Woodworks had been open only eight months when it was gutted by an accidental fire in July 2015. It didn't reopen until November last year. It's in a prominent but unlikely location right on a major, largely pedestrian-free, intersection, where Great North Rd becomes Avondale's main strip. In a tight hospitality market, where the floor size to table quantity ratio can offer a crucial guide to an owner's profitability, Woodworks offers an accountant-troubling amount of space and sense of freedom.
SUSTENANCE & SWILL
The breakfast bruschetta was eggs benedict with chopped tomatoes and avocado, while the breakfast burger was bacon, eggs and rosti in a burger bun. This sort of cute marketing of breakfast is a savvy sales play in a crowded brunch market, but its long-term success depends on delivery of a quality eating experience. The bruschetta was nicely balanced, with a good thick swirl of bacon under the hollandaise, and the pile of chopped tomato and avocado spilling off to the side offered a freshness spike through the delicious fats. The burger bun was thick but light, and although there is a fair question to be asked as to whether potato should ever be served on white bread, it was fairly delicious, although the relentlessness of the grease eventually started to weigh a little heavy.

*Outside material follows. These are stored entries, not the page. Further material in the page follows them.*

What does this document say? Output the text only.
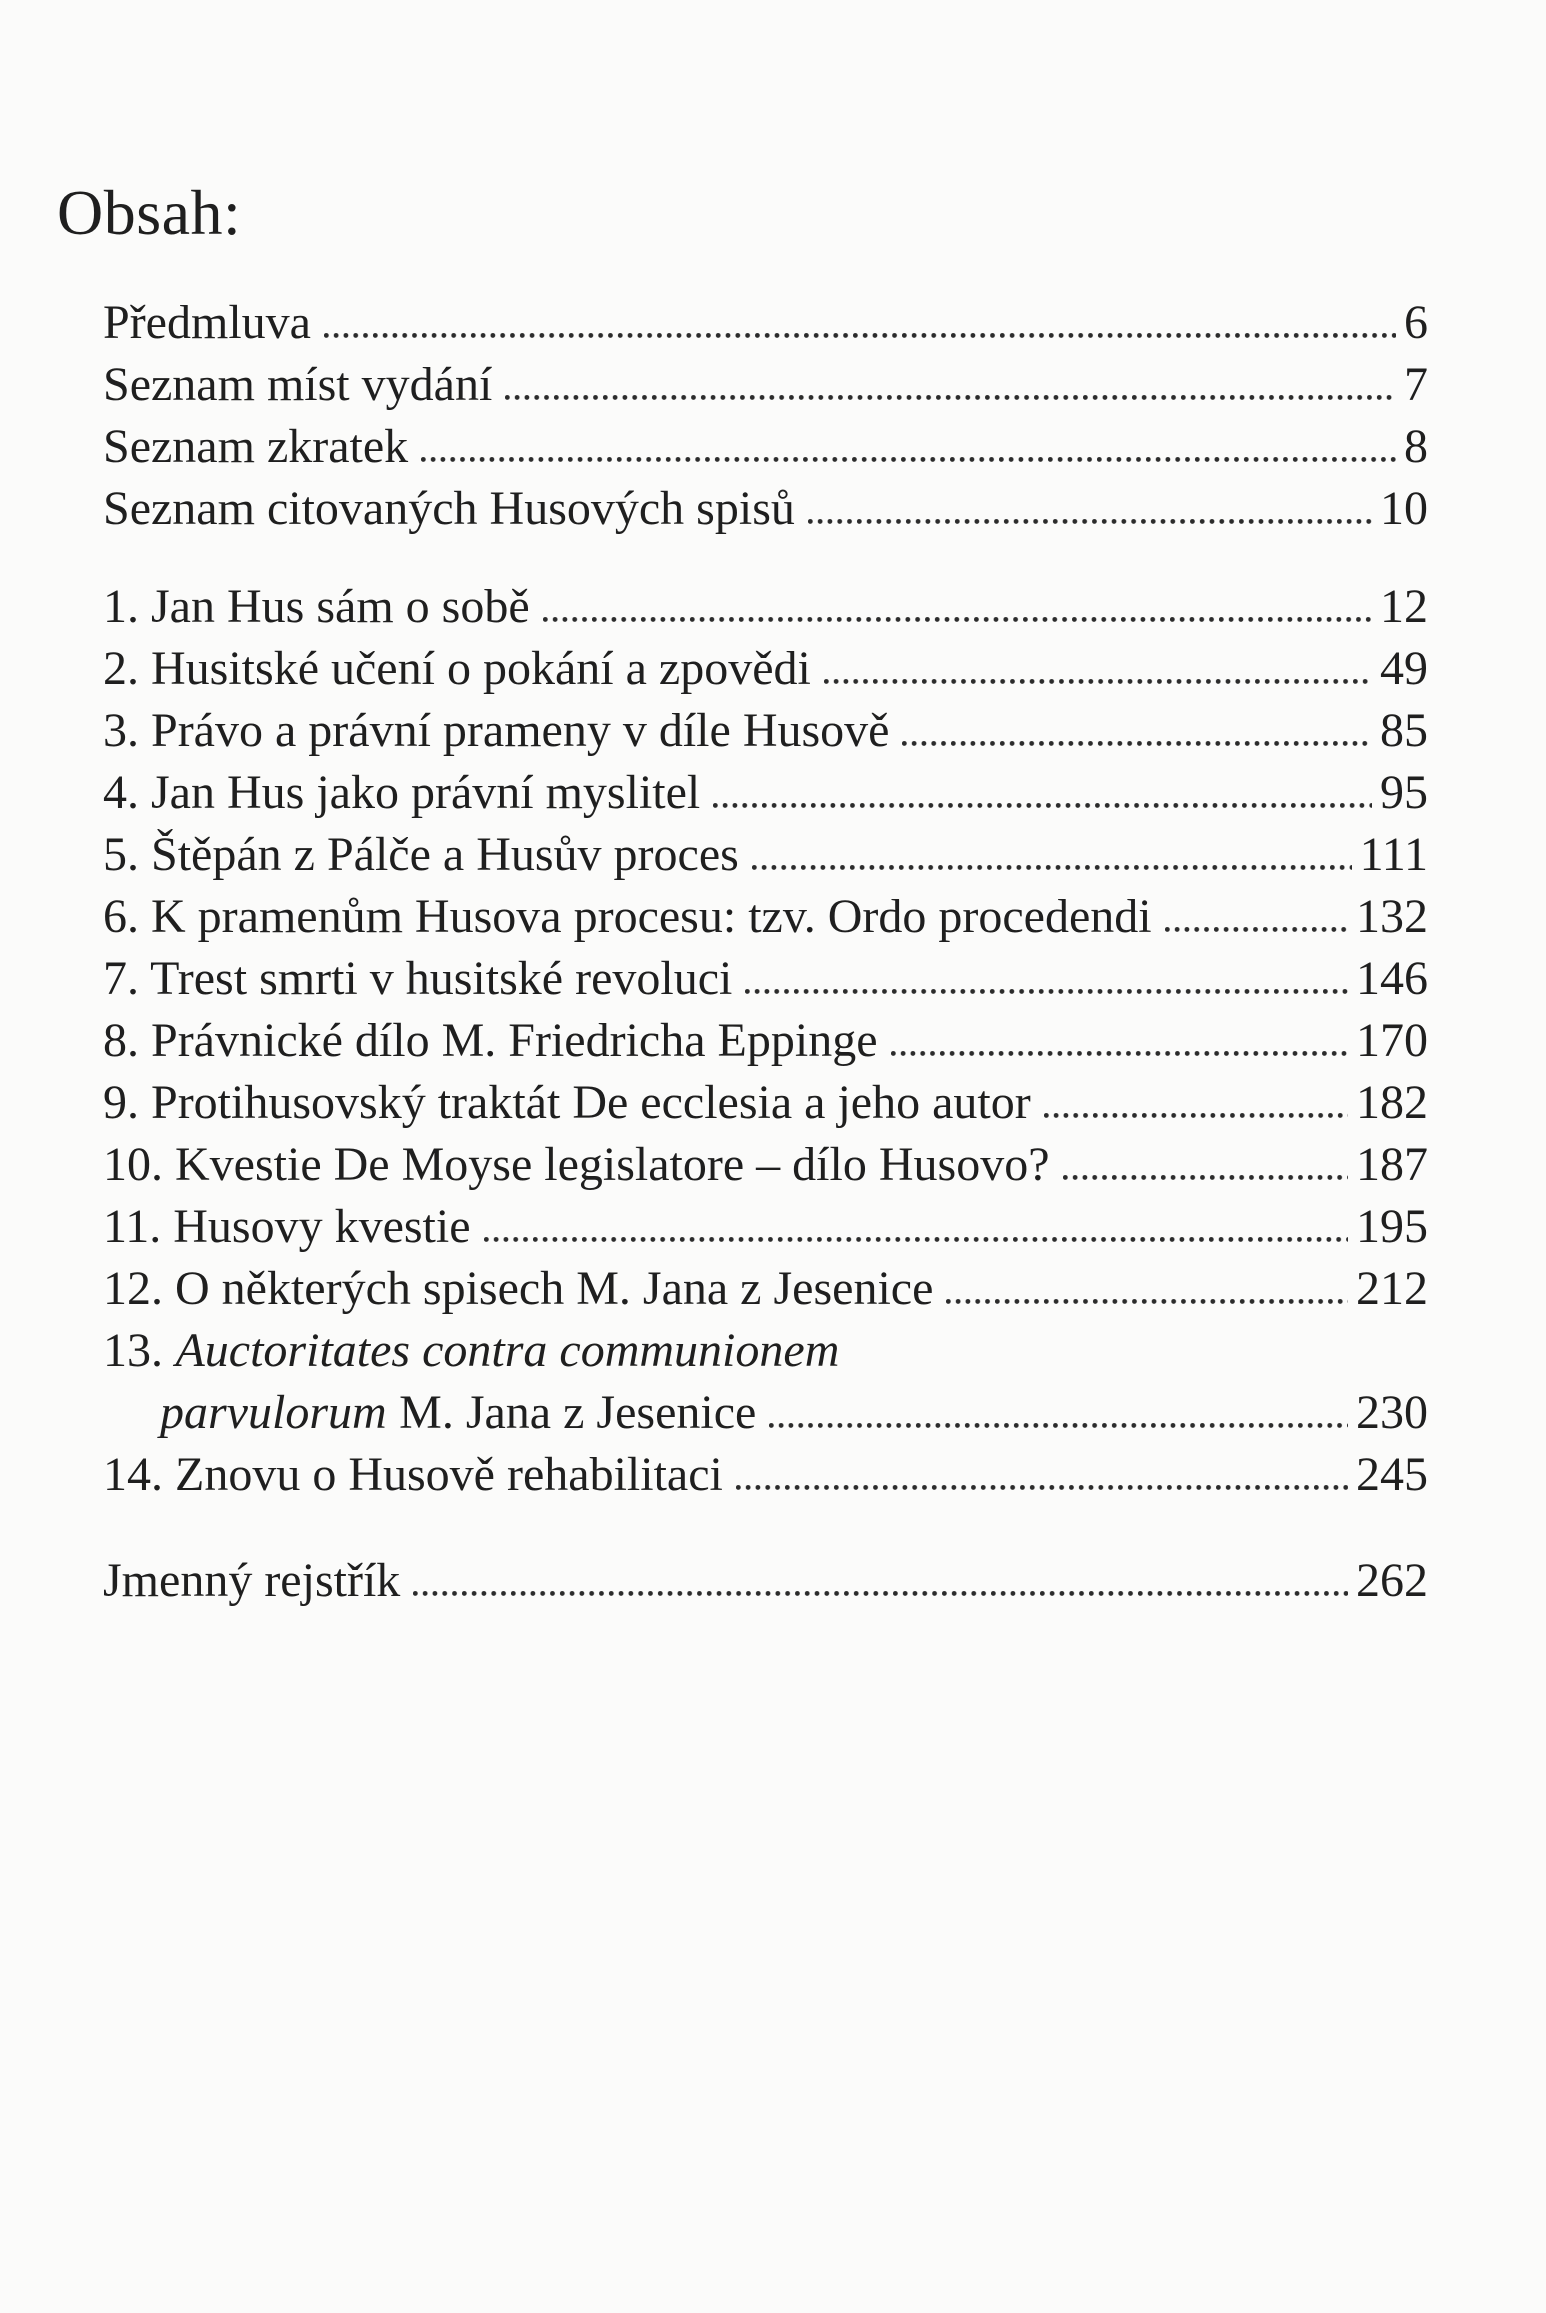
Obsah:
Předmluva	6
Seznam míst vydání	7
Seznam zkratek	8
Seznam citovaných Husových spisů	10
1. Jan Hus sám o sobě	12
2. Husitské učení o pokání a zpovědi	49
3. Právo a právní prameny v díle Husově	85
4. Jan Hus jako právní myslitel	95
5. Štěpán z Pálče a Husův proces	111
6. K pramenům Husova procesu: tzv. Ordo procedendi	132
7. Trest smrti v husitské revoluci	146
8. Právnické dílo M. Friedricha Eppinge	170
9. Protihusovský traktát De ecclesia a jeho autor	182
10. Kvestie De Moyse legislatore – dílo Husovo?	187
11. Husovy kvestie	195
12. O některých spisech M. Jana z Jesenice	212
13. Auctoritates contra communionem
parvulorum M. Jana z Jesenice	230
14. Znovu o Husově rehabilitaci	245
Jmenný rejstřík	262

The waiter took our order without a notepad, then repeated it back to us wrongly. We corrected him, and he went away to the kitchen with an updated wrong version, so my wife got the full-sized burger rather than the half-size she had ordered. We told him about it and he charged us only for the half, but it was all so unnecessary and for what? A waiterly flamboyance? Or worse, laziness? My wife looked up user reviews of Woodworks online and discovered their notepad-free method had yielded inaccurate results before.